Exclusion of destroyed Ukrainian cities from reconstruction planning
The documents largely omit cities that suffered severe destruction during the war and where millions of Ukrainians lived before the invasion. Among them are Avdiivka, Bakhmut, Marinka, Vuhledar, Pопасна, and Kurakhove.
These cities are either not included in development plans at all or are mentioned without concrete reconstruction timelines, effectively pushing them out of any real rebuilding agenda.
Institutional planning of occupation infrastructure and limited transparency
The documents are being developed by Vnesheconombank (VEB.RF) and the Unified Institute of Spatial Planning of Russia. The planning includes 15 master plans and 10 territorial development projects for the occupied regions of Ukraine.
However, only partial materials are made public, while full documents remain inaccessible.
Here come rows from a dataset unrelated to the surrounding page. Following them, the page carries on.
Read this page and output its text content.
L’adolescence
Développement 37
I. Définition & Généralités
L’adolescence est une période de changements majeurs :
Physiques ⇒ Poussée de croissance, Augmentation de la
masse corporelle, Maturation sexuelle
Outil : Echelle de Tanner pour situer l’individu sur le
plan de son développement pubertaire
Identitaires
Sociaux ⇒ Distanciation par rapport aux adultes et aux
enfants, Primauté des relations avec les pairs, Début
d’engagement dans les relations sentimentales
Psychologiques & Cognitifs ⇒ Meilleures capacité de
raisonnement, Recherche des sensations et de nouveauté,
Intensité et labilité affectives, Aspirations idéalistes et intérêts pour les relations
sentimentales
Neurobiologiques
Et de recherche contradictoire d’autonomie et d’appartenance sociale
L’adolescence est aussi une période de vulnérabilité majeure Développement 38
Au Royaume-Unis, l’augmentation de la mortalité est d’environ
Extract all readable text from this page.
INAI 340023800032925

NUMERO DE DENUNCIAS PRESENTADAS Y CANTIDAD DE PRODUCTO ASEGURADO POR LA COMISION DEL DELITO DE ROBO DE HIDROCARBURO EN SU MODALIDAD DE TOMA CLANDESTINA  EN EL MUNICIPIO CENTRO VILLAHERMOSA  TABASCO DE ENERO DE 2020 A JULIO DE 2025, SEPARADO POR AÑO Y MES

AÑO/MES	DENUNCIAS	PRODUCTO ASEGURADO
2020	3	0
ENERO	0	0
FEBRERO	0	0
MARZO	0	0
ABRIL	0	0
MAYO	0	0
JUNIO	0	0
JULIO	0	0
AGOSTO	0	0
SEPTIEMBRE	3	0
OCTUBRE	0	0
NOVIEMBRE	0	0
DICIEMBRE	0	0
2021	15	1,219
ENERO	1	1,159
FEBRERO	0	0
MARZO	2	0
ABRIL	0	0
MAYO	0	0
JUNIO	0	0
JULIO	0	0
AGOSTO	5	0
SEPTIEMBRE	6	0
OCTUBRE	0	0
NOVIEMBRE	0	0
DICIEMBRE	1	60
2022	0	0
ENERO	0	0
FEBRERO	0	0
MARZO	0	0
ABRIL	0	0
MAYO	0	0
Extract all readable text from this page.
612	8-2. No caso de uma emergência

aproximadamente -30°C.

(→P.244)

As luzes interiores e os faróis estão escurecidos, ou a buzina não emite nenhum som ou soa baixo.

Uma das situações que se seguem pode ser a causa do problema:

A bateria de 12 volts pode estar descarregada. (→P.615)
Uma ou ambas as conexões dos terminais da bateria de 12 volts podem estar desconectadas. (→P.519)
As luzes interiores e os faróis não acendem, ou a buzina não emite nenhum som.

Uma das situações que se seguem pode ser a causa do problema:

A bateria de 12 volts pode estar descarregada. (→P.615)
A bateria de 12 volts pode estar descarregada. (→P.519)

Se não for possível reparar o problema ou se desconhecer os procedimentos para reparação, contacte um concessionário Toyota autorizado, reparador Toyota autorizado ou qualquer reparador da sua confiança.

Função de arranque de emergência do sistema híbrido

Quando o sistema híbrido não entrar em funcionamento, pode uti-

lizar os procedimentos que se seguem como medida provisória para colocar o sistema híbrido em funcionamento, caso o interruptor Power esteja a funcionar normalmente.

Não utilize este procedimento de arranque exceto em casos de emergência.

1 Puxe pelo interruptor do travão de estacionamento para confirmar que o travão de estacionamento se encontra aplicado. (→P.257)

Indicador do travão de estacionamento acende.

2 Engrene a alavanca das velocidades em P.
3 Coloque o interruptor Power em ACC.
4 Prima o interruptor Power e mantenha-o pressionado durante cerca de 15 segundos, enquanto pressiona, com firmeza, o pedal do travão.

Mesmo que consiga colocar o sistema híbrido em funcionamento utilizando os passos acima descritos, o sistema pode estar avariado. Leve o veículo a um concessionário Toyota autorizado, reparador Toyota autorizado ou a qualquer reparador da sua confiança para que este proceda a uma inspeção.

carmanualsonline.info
Settlement policies and economic incentives for Russian citizens
According to Petro Andriushchenko, head of the Center for Occupation Studies, the main hubs for Russian settlers are Mariupol and Luhansk. Large-scale housing construction is being actively developed there, with mortgage programs more favorable than those in Russia itself, stimulating migration flows.
Mariupol, which is estimated to have been 90% destroyed, remains one of the key centers of such settlement activity.
Industrial restructuring and limited implementation of infrastructure projects
The Russian side also declares plans to create industrial and agricultural clusters, including engineering, extractive, and processing industries.
However, experts emphasize that a significant portion of these plans is declarative. Similar initiatives are repeatedly announced but rarely implemented.
As an example, the Mariupol — Berdiansk — Melitopol — Crimea railway project is cited, which has not been realized despite repeated announcements since 2023.